Senior Data Engineer (with Python and PySpark)
Warsaw, Poland
Talan
Nous croyons que seule une pratique humaniste de la technologie fera du nouvel âge numérique une ère de progrès pour tous. Engageons-nous ensembleCompany Description
Talan is an international advisory group on innovation and transformation through technology, with 5000 employees, and a turnover of 600M€.
We offer our customers a continuum of services to support you at each key stage of your organization's transformation, with 4 main activities:
- CONSULTING in management and innovation : supporting business, managerial, cultural, and technological transformations.
- DATA & TECHNOLOGY to implement major transformation projects.
- CLOUD & APPLICATION SERVICES to build or integrate software solutions.
- SERVICE CENTERS of EXCELLENCE to support the latter through technology, innovation, agility, sustainability of skills and cost optimization.
Talan accelerates it's clients' transformation through innovation and technology. By understanding their challenges, with our support, innovation, technology and data, we enable them to be more efficient and resilient.
We believe that only a human oriented-practice of technology will make the new digital age an era of progress for all. Together let's commit!
Job Description
Our client has started a greenfield project to build an in-house data lake solution. This will serve various BI services and projects as well as other Data Science tools and initiatives. It will ingest near real-time market data from multiple sources and centrally store them on the cloud (AWS). The scope and type of the data consumed, and target consumers will continue to expand.
Currently, the existing functionality includes the following:
• Ingestion of multiple data sources in batch / near real-time in a shared storage.
• Decoupled storage from compute and data processing to provide increased scalability and performance while reducing storage costs.
• The data is compressed and partitioned using a parquet data format which improves the performance while reducing the cost of data retrieval.
• Centralized metadata catalogue that maintains a single view of the data model for all its consumers.
• Integration with other AWS services (Athena, EMR, QuickSight, …) and third-party solutions (Apache Spark, Presto, Tableau, …).
The project is sponsored at high levels within the business and is a new initiative. Working in a small development team, the focus will be on delivering high-quality solutions for electronic trading and pricing workflows. The aim of the project is to build an agile team that works closely with the business sponsors to ensure a high-quality platform that delivers on the needs of a global trading business.
Data Engineer / Data Scientist
As a Senior developer, you will be experienced in working with big data ingestion and large data sets in general. You will be responsible for creating and maintaining high-quality ETLs.
Job Responsibilities / Role:
• Take responsibility for the software delivery by ensuring quality and scope expectations are met.
• Contribute and take ownership of the technical design and ensure all aspects of the system architecture are well documented.
• Work closely with partner technology teams and collaborate effectively.
Qualifications
Candidates must have the technical skills listed below, and in addition, have worked within a data team in the last 5–10 years.
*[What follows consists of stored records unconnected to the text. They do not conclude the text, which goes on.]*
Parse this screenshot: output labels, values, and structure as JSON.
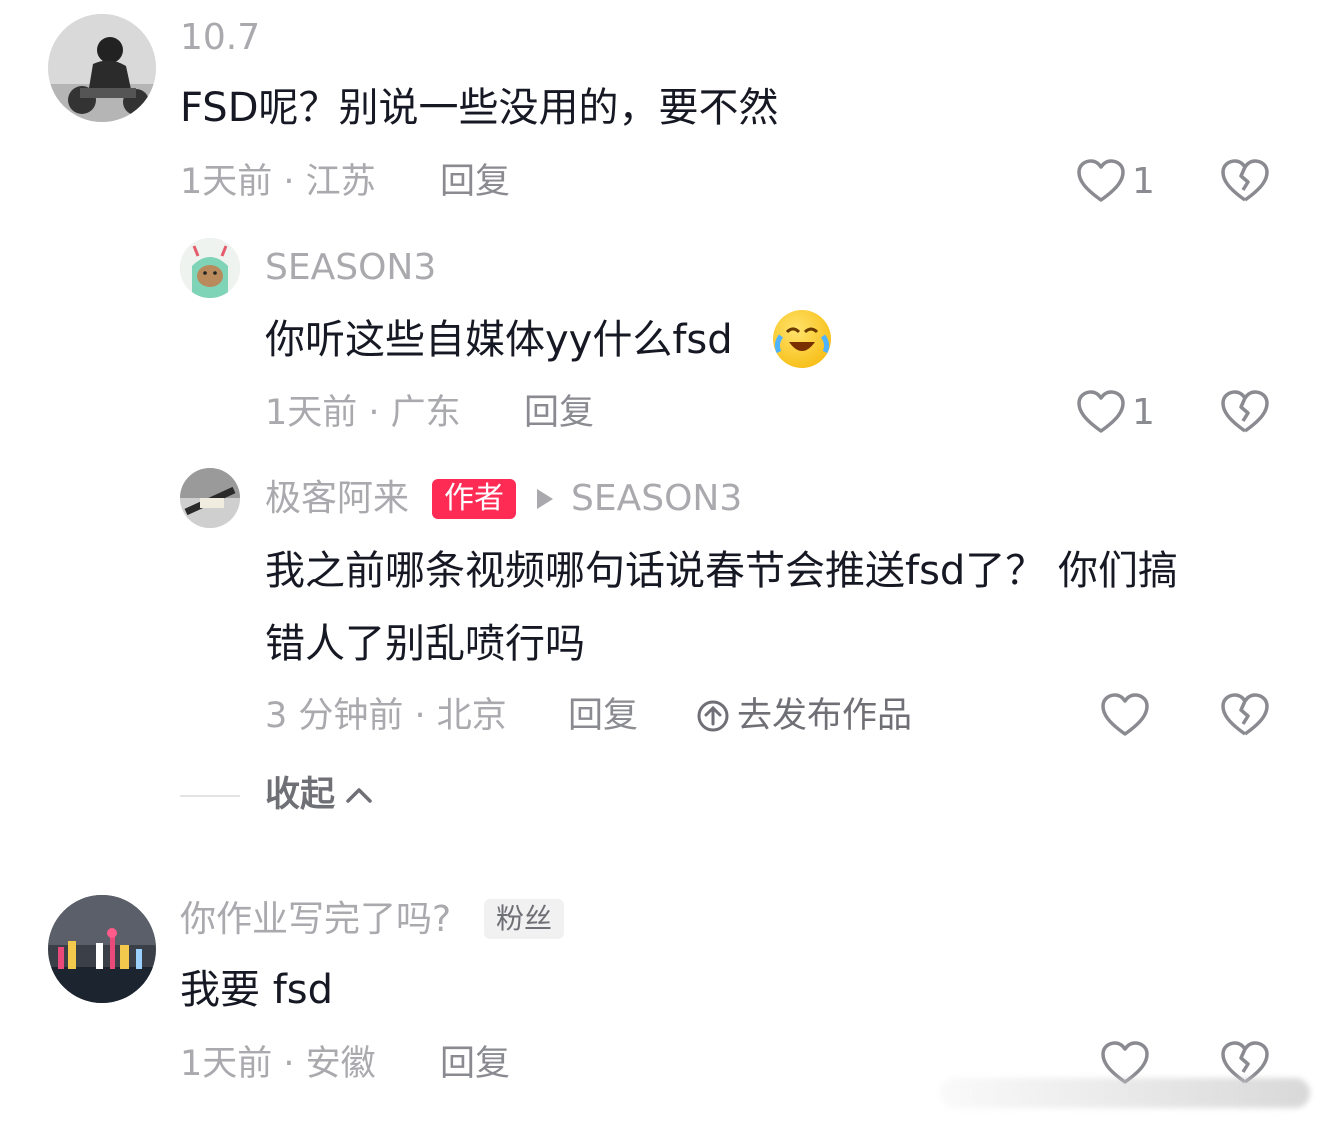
{
  "comments": [
    {
      "username": "10.7",
      "text": "FSD呢？别说一些没用的，要不然",
      "meta": "1天前 · 江苏",
      "reply_label": "回复",
      "like_count": "1",
      "like_icon": "heart-outline-icon",
      "dislike_icon": "broken-heart-icon"
    },
    {
      "username": "SEASON3",
      "text": "你听这些自媒体yy什么fsd",
      "emoji": "crying-laughing-emoji",
      "meta": "1天前 · 广东",
      "reply_label": "回复",
      "like_count": "1"
    },
    {
      "username": "极客阿来",
      "author_badge": "作者",
      "reply_to": "SEASON3",
      "text_line1": "我之前哪条视频哪句话说春节会推送fsd了？ 你们搞",
      "text_line2": "错人了别乱喷行吗",
      "meta": "3 分钟前 · 北京",
      "reply_label": "回复",
      "publish_label": "去发布作品"
    },
    {
      "username": "你作业写完了吗?",
      "fan_badge": "粉丝",
      "text": "我要 fsd",
      "meta": "1天前 · 安徽",
      "reply_label": "回复"
    }
  ],
  "collapse_label": "收起",
  "colors": {
    "author_badge": "#fe2c55",
    "muted_text": "#a9a9ae",
    "primary_text": "#161823"
  }
}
History of role stability is preferred.
Technical Skills Required:
• Very deep understanding of Python, Pyspark, Pandas, JupyterLab (working with notebooks).
• Experience in SQL, Hive, Hadoop.
• Experience using AWS platform.
• Solid experience with continuous integration and continuous delivery tools like Git, Jenkins, etc.
• Agile development/Software lifecycle.
Nice to have Skills:
• Experience with Kafka.
• Specifically, experience using EMR (Elastic Map Reduce) in AWS to run Spark clusters.
• Knowledge of Terraform.
• Experience with Ansible, Bash scripting, boto3.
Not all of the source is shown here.